Ohio State is in the process of revising websites and program materials to accurately reflect compliance with the law. While this work occurs, language referencing protected class status or other activities prohibited by Ohio Senate Bill 1 may still appear in some places. However, all programs and activities are being administered in compliance with federal and state law.

IKS Lecture: Hyunjoon Park, "Who Lives Alone in South Korea? Trends Over the Last Four Decades (1980-2020)"

Middle aged man with short black hair and glasses
Thu, February 12, 2026
2:20 pm - 3:40 pm
Baker Systems 198

The Institute for Korean Studies presents:

Who Lives Alone in South Korea? Trends Over the Last Four Decades (1980-2020)

Hyunjoon Park
University of Pennsylvania

Abstract: There is growing media and public interest in the rise in solo living in South Korea, where family ties have traditionally been strong. Using individual-level data from the 2% microsamples of the Korean Population and Housing Census for 1980, 1990, 2000, 2010, and 2020, we examine trends in the prevalence of living alone across five 10-year age groups (25-34 through 65-74) for men (N=1,258,115) and women (N=1,311,326) over four decades. We focus on educational differences in solo living, particularly between college graduates and those with a high school education or less. The results show an increase in solo living across all age groups and both genders, regardless of educational attainment. However, among younger adults (25-34), college graduates have experienced faster growth in solo living, making them more likely to live alone than their lower-educated counterparts in 2020. In contrast, among older adults (65-74), those without a college degree show larger increases, making them more likely to live alone than their college-educated counterparts in recent years. The implications of these educational divergences in living alone are discussed within the broader context of family changes in contemporary Korea.

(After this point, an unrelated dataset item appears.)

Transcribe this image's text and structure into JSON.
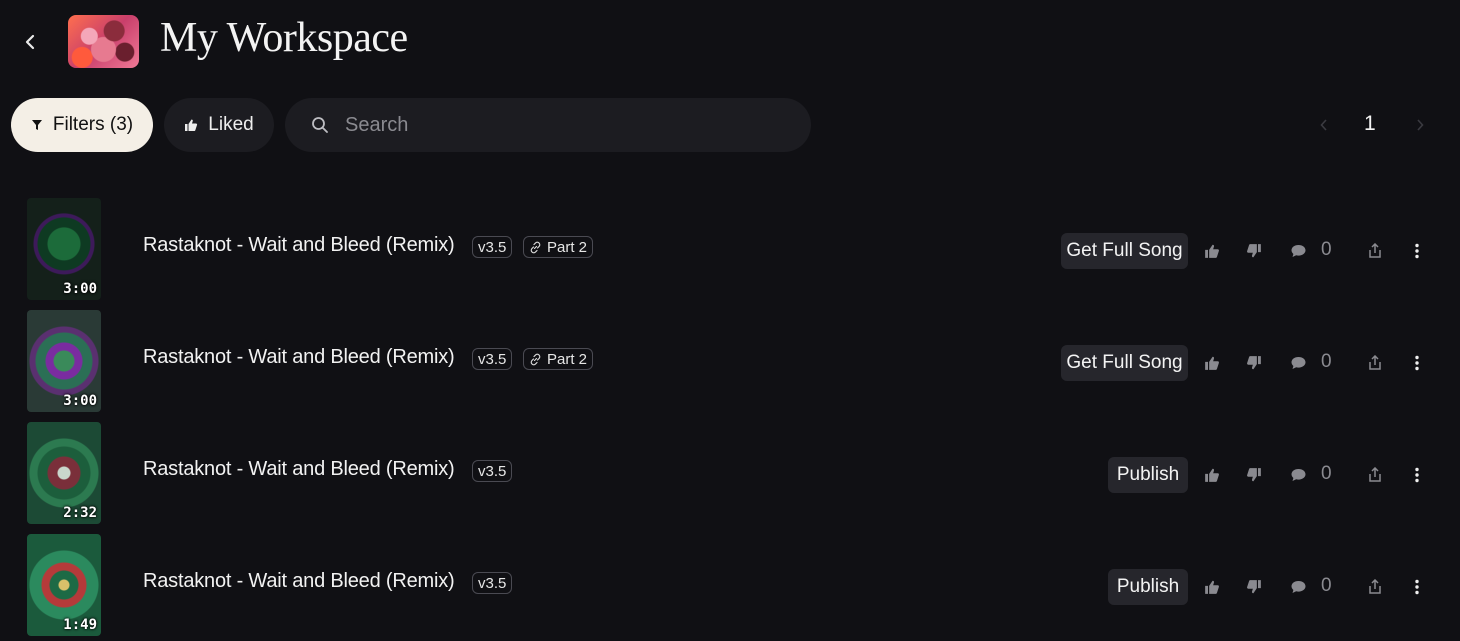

Hyunjoon Park is Korea Foundation Professor of Sociology and Director of the James Joo-Jin Kim Center for Korean Studies at the University of Pennsylvania. Park is interested in family and social stratification in cross-national comparative perspective, focusing on South Korea and other East Asian societies. He has studied changes in marriage, divorce, and living arrangements as well as consequences of demographic and economic trends for education, well-being, and socioeconomic outcomes of children, adolescents, and young adults in Korea. He was the director of the Korean Millennials Research Lab, a multiyear and multidisciplinary project team tasked with investigating the transition to adulthood among young adults in South Korea and Korean Americans in the US. His publications include the solo-authored book Re-Evaluating Education in Japan and Korea: De-mystifying Stereotypes (Routledge, 2013); the coauthored book Diversity and the Transition to Adulthood in America (University of California Press, 2022), and the coedited volume Korean Families Yesterday and Today (University of Michigan Press, 2020).